A fama é uma das ilusões supremas. É uma distorção mítica da necessidade primordial de ser visto, ouvido e reconhecido. A ideia de transformação, em sua pureza, é a antítese disso: busca-se transcender os grilhões do corpo, o mundo cotidiano e, possivelmente, a prisão do ego e da identidade. Definidas dessa forma, as ideias de transformação e aprendizado são sagradas. É uma maneira de nos reconciliarmos com a nossa mortalidade, quando a sociedade frequentemente a apresenta como um anátema, feia e perturbadora. É uma maneira de nos reconciliarmos com a própria morte. Mas os seres humanos são perversos e buscam constantemente maneiras de desafiar ou escapar da morte.
– Em The Marvelous Universe , a doença é uma forma de transcendência e, ao mesmo tempo, tem um certo poder de atração sexual. Que lugar você acha que a doença ocupa no mundo de hoje? Por que ela desempenha um papel importante em suas histórias?
– Dedico-me a iluminar nossos maiores medos, porque esses medos são herdados culturalmente. É sempre o Dia dos Mortos, assim como é sempre o Dia dos Vivos. Não vejo diferença. A doença é um portal que nos permite acessar diferentes e essenciais maneiras de ver. A doença, nesse sentido, é como sonhar enquanto dormimos. É como arte. É como sexo. A doença permeia, instrui, informa. E muitas vezes mata. A doença, como a arte e o sexo, nos lembra do nosso pequeno lugar no cosmos.
– A personagem de Trixanna é vítima de uma alucinação derivada dos X-Men. Aqui, a Presidente Milei é frequentemente retratada como Wolverine. Como você acha que a inserção de histórias de fantasia modernas na consciência coletiva atual está afetando isso?
– Trixanna sofre de esquizofrenia, algo que a sociedade parece ter abraçado abertamente. Existe algo clinicamente conhecido como "psicose ChatGPT", que afeta aqueles que se familiarizam demais com a IA. A intimidade com a IA está em um arco exponencialmente ascendente; no fim do arco-íris, haverá algo que não é nem bom nem ruim, mas não se parecerá com um pote de ouro. A IA está se tornando parte do inconsciente coletivo. Filmes de sucesso que refletem o mito são um tema secundário, uma distração, um reflexo, mas sem significado.

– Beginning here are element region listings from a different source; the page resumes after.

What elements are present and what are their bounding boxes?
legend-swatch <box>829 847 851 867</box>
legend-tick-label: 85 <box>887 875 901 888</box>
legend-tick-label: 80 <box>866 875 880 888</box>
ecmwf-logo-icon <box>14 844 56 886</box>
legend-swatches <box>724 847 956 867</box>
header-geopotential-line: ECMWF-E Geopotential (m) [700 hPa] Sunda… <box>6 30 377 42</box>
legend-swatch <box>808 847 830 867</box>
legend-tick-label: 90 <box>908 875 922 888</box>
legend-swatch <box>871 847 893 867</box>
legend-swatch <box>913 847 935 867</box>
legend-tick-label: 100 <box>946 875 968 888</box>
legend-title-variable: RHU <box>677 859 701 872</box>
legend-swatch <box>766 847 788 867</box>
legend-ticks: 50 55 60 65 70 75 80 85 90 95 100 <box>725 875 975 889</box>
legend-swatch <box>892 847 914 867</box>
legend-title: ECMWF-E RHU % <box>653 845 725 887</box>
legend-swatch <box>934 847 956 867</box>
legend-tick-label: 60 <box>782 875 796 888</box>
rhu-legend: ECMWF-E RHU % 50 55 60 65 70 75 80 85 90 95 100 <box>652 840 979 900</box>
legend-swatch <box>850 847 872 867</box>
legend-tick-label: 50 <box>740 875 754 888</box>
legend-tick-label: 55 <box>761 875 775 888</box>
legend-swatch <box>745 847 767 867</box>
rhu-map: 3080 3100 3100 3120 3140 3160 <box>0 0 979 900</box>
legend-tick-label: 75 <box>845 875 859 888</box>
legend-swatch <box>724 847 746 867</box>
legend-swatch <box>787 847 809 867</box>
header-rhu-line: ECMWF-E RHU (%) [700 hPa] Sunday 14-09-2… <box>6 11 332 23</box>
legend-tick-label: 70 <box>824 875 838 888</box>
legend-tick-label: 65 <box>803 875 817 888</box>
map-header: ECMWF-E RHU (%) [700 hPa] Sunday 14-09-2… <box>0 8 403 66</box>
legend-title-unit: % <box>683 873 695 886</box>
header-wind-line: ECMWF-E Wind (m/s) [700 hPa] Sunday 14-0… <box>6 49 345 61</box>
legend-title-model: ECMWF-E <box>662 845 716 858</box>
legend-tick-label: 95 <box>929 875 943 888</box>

– Ultimato reflete o clima atual da cultura do cancelamento. Por que você achou importante explorar o tema por meio da ficção? O que você observou durante esses anos de expurgos autoinduzidos em Hollywood?
– Esses expurgos continuam. Novamente: é um aspecto da humanidade que me chamou a atenção. Que o Universo Marvelous tenha sido cancelado por "leitores sensíveis" não foi nem irônico. Eu queria escrever algo sobre o que chamo de Pavilhão do Cancelamento; algo que refletisse as complexidades envolvidas. A cultura do cancelamento foi uma síntese maravilhosa de uma antiga tendência histórica à perversão daqueles que guardam os portões da arte, e ainda mais: aqueles que usam a palavra fascismo com indiferença e buscam sua eliminação (algo impossível porque tem a mesma gravidade no DNA humano que o sagrado) tornam-se defensores apaixonados da tirania e do massacre, tanto metafóricos quanto literais.

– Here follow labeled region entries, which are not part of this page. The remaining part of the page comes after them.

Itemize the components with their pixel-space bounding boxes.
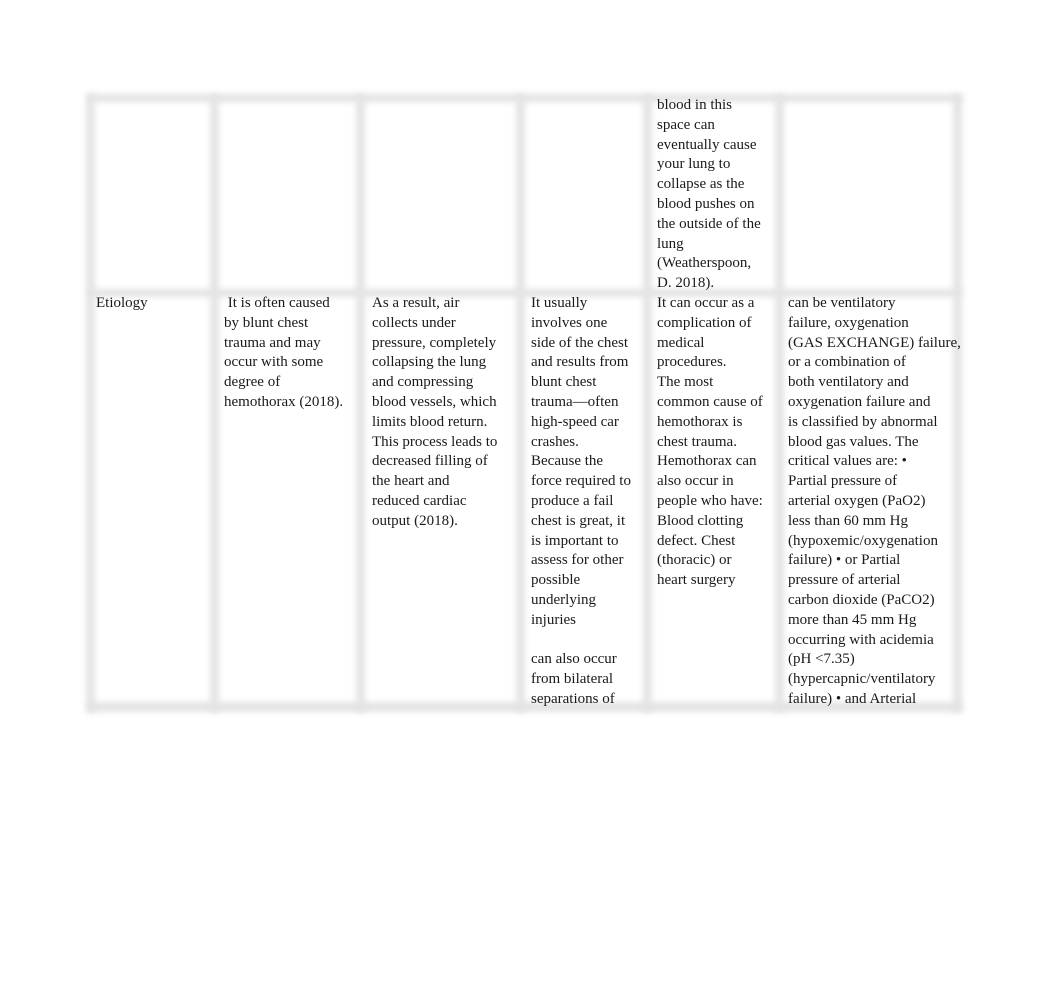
table-border-col-1 — [210, 94, 219, 712]
table-cell-etiology-col1: It is often caused by blunt chest trauma… — [224, 295, 344, 410]
row-header-etiology: Etiology — [96, 295, 148, 311]
table-cell-row1-col4: blood in this space can eventually cause… — [657, 97, 761, 292]
table-border-col-0 — [86, 94, 95, 712]
document-page: blood in this space can eventually cause… — [0, 0, 1062, 1006]
table-cell-etiology-col4: It can occur as a complication of medica… — [657, 295, 763, 589]
table-cell-etiology-col5: can be ventilatory failure, oxygenation … — [788, 295, 961, 707]
table-cell-etiology-col3: It usually involves one side of the ches… — [531, 295, 631, 707]
table-cell-etiology-col2: As a result, air collects under pressure… — [372, 295, 498, 529]
table-border-top — [88, 94, 962, 102]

–Que efeito essa experiência teve em você e na escrita do último livro ( Ultimato )?
– O livro foi finalizado e publicado online gratuitamente, e seu cancelamento não envolveu nenhuma escrita ou reescrita. Ironicamente, é o único romance meu que nunca sairá de catálogo. Aliás, já existem muitas edições, e não recebo nenhum dinheiro por sua publicação, por escolha própria.
– O romance combina uma perspectiva um tanto niilista com uma busca por transcendência. Isso me leva a perguntar sobre suas crenças. Você acredita que existe uma ordem possível no mundo ou pratica o pessimismo ativo?

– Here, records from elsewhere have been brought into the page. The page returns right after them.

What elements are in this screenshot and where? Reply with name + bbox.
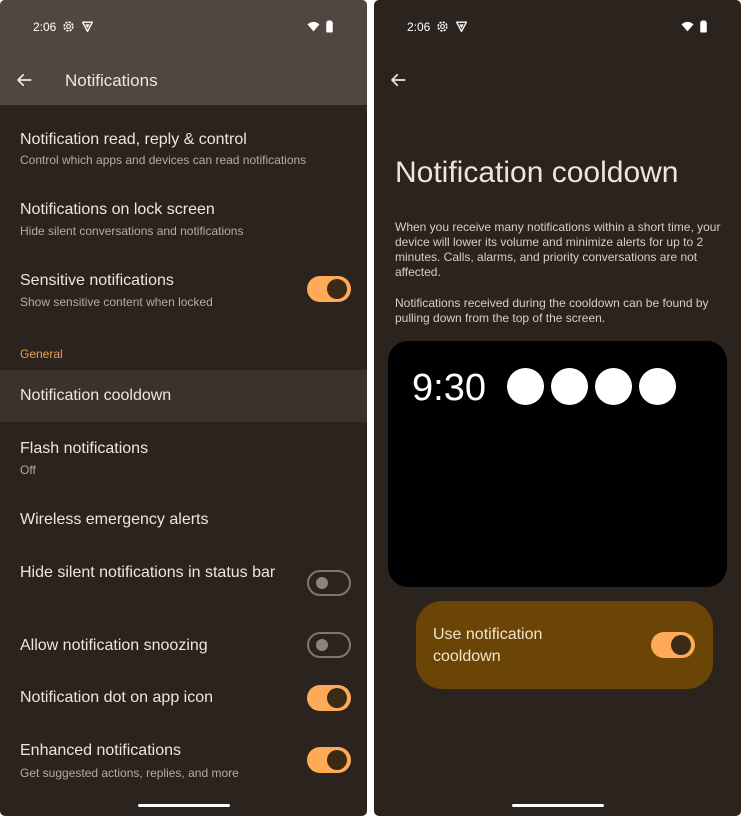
right-phone-screen: 2:06 Notification cooldown When you rece… <box>374 0 741 816</box>
toggle-knob <box>316 639 328 651</box>
gesture-nav-handle[interactable] <box>137 804 230 807</box>
section-header-general: General <box>20 347 63 361</box>
item-title: Flash notifications <box>20 440 149 457</box>
status-bar: 2:06 <box>0 0 367 56</box>
sensitive-notifications-toggle[interactable] <box>307 276 351 302</box>
hide-silent-notifications-toggle[interactable] <box>307 570 351 596</box>
wireless-emergency-alerts-item[interactable]: Wireless emergency alerts <box>0 496 367 544</box>
allow-notification-snoozing-item[interactable]: Allow notification snoozing <box>0 622 367 670</box>
item-subtitle: Get suggested actions, replies, and more <box>20 766 239 780</box>
item-title: Notifications on lock screen <box>20 201 215 218</box>
wifi-icon <box>307 20 320 33</box>
notification-dot-icon <box>639 368 676 405</box>
battery-icon <box>697 20 710 33</box>
notification-dot-toggle[interactable] <box>307 685 351 711</box>
notification-snoozing-toggle[interactable] <box>307 632 351 658</box>
wifi-icon <box>681 20 694 33</box>
toggle-knob <box>316 577 328 589</box>
enhanced-notifications-item[interactable]: Enhanced notifications Get suggested act… <box>0 730 367 788</box>
item-subtitle: Hide silent conversations and notificati… <box>20 224 244 238</box>
item-title: Notification cooldown <box>20 387 172 404</box>
item-subtitle: Off <box>20 463 36 477</box>
notification-dot-icon <box>507 368 544 405</box>
notification-dot-icon <box>551 368 588 405</box>
back-arrow-icon[interactable] <box>15 71 33 89</box>
item-subtitle: Control which apps and devices can read … <box>20 153 307 167</box>
page-title: Notification cooldown <box>395 156 679 189</box>
use-notification-cooldown-card[interactable]: Use notification cooldown <box>416 601 713 689</box>
item-title: Enhanced notifications <box>20 742 181 759</box>
notifications-on-lock-screen-item[interactable]: Notifications on lock screen Hide silent… <box>0 188 367 246</box>
toggle-knob <box>327 688 347 708</box>
cooldown-note: Notifications received during the cooldo… <box>395 296 709 325</box>
settings-gear-icon <box>436 20 449 33</box>
shield-icon <box>455 20 468 33</box>
notification-cooldown-item[interactable]: Notification cooldown <box>0 370 367 422</box>
item-title: Notification dot on app icon <box>20 689 214 706</box>
flash-notifications-item[interactable]: Flash notifications Off <box>0 428 367 484</box>
item-title: Wireless emergency alerts <box>20 511 209 528</box>
item-title: Notification read, reply & control <box>20 131 247 148</box>
shield-icon <box>81 20 94 33</box>
item-title: Hide silent notifications in status bar <box>20 564 276 581</box>
status-time: 2:06 <box>407 20 431 34</box>
page-title: Notifications <box>65 71 158 90</box>
notification-dot-icon <box>595 368 632 405</box>
cooldown-description: When you receive many notifications with… <box>395 220 721 279</box>
toggle-knob <box>327 279 347 299</box>
notification-dot-item[interactable]: Notification dot on app icon <box>0 675 367 723</box>
status-bar: 2:06 <box>374 0 741 56</box>
notification-read-reply-control-item[interactable]: Notification read, reply & control Contr… <box>0 118 367 176</box>
gesture-nav-handle[interactable] <box>511 804 604 807</box>
settings-gear-icon <box>62 20 75 33</box>
back-arrow-icon[interactable] <box>389 71 407 89</box>
item-title: Sensitive notifications <box>20 272 174 289</box>
preview-clock: 9:30 <box>412 367 486 409</box>
item-title: Allow notification snoozing <box>20 637 208 654</box>
left-phone-screen: 2:06 Notifications Notification read, re… <box>0 0 367 816</box>
toggle-knob <box>327 750 347 770</box>
use-cooldown-label: Use notification cooldown <box>433 626 543 665</box>
enhanced-notifications-toggle[interactable] <box>307 747 351 773</box>
hide-silent-notifications-item[interactable]: Hide silent notifications in status bar <box>0 552 367 610</box>
sensitive-notifications-item[interactable]: Sensitive notifications Show sensitive c… <box>0 259 367 317</box>
status-time: 2:06 <box>33 20 57 34</box>
lockscreen-preview: 9:30 <box>388 341 727 587</box>
item-subtitle: Show sensitive content when locked <box>20 295 213 309</box>
toggle-knob <box>671 635 691 655</box>
battery-icon <box>323 20 336 33</box>
use-notification-cooldown-toggle[interactable] <box>651 632 695 658</box>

– Não me considero cínico de forma alguma. Também busco a transcendência. Não tenho crenças, porque a perversão do ser humano é construir uma gaiola com essas crenças e convidar outros para dentro dela, ou acreditar que se está do lado de fora, olhando para dentro. Minhas reflexões sobre isso são exploradas em The Met Gala e em Tales of Saints and Seekers: Two Novellas .
O Universo Maravilhoso . Histórias de Origem, Bruce Wagner. Walden Publishing, 504 páginas.